Tuesday night’s showers turned into Wednesday’s rain. It was a good morning to stay at home, spend time on the computer and catch up on our reading. Susan is currently reading RUN by Ann Patchett and I am reading Richard Russo’s EMPIRE FALLS. The rain had abated by 2:00 PM so we ventured forth in search of a place to have lunch. We decided on a small restaurant called Aries that is literally three minutes away from the house.
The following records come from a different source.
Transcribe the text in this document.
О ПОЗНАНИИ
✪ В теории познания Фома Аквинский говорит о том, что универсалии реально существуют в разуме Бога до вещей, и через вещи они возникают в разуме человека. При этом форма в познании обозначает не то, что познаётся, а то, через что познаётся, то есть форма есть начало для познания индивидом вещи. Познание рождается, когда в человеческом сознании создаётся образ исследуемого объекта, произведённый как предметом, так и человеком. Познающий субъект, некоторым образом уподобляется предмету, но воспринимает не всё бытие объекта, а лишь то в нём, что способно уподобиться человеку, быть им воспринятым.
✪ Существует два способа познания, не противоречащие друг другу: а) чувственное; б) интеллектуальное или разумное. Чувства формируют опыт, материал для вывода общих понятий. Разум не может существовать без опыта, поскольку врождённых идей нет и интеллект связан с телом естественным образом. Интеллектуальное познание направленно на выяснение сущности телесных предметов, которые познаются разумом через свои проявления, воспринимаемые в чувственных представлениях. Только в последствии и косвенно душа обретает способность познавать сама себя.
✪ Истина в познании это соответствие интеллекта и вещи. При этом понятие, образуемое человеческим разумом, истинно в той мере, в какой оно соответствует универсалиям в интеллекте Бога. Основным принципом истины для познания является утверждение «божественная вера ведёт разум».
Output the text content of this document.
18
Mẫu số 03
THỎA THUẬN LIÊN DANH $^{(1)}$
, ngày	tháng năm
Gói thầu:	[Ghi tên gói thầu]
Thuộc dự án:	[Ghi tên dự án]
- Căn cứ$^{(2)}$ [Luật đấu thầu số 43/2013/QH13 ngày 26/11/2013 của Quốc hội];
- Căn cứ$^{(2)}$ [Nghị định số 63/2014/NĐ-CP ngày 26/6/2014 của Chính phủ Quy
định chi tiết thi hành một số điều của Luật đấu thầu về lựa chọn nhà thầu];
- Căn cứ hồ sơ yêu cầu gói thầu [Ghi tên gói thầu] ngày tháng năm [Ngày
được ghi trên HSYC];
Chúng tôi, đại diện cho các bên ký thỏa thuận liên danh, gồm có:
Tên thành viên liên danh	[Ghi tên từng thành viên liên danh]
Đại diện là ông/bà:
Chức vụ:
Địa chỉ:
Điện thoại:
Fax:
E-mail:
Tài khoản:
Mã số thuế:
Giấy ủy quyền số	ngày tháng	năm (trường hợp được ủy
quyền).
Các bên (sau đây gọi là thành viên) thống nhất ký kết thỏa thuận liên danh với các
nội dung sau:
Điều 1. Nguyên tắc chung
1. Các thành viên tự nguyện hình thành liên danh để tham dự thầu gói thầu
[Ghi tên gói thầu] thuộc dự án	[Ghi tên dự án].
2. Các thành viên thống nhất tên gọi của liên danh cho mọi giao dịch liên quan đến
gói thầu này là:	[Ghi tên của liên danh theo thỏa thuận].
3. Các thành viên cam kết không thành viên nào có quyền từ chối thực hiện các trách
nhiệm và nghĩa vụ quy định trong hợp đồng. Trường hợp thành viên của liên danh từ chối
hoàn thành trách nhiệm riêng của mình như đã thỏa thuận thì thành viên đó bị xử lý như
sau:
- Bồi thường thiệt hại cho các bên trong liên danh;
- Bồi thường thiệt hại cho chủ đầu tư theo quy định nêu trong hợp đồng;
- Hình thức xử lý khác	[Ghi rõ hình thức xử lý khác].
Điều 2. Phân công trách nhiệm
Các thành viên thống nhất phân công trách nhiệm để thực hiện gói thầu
We opted for the menu del día and we both made the same choices – paella as our first course and swordfish and grilled vegetables for our main course. Susan opted for melon as her dessert and I decided to have flan. After coffee, we were offered a chupito, a shot of what we call an after dinner liqueur, in this case moscatel. Let me hasten to add that this moscatel is different than the muscatel that usually occupies a brown bag in the hands of loiterers outside your local supermarket. Since the rain has started up again, we lingered over our drink. The scene inside was amazing.
Aries probably has, at most, twenty tables. The restaurant is staffed by five people. There is one person doing the cooking, one person washing the pots and pans and dishes, a woman tending the bar, a gentleman who is the waiter for all twenty tables and a second woman who assists him by taking the occasional order and delivering a few of the dishes to the appropriate table. So, in sum, we have one waiter servicing twenty tables who not only delivers the food promptly, but also has time to chat briefly and joke with all his customers. To make matters more interesting, the kitchen is incredibly small. In smaller restaurants it measures 9X12, and yet it is capable of turning out a multiplicity of dishes. In the case of Aries, one had a choice of six different starters and four entrees. Additionally, some clients were ordering off the menu. It is truly another world here when you compare it with the realities of a Los Angeles restaurant with its usual indifferent service by unconscious waiters.
The rain persisted until the late afternoon, but by 7:30 it had stopped again. We decided to go in search of a movie and we ended up deciding on a Spanish film called “Gordos.” I will not go into details, but it was not very enjoyable on a number of levels. However, for me, even a bad Spanish movie is a good experience in that it offers me the opportunity to listen to Spanish for ninety minutes or more and that always proves helpful in improving both my comprehension and my vocabulary.
More rain had fallen while we were in the theater, so we carefully navigated around the puddles as we made our way home. Since we had consumed a tapa or two before the movie our supper consisted of a glass of wine and a nibble. Then, for the first time in a week, we were in bed before midnight.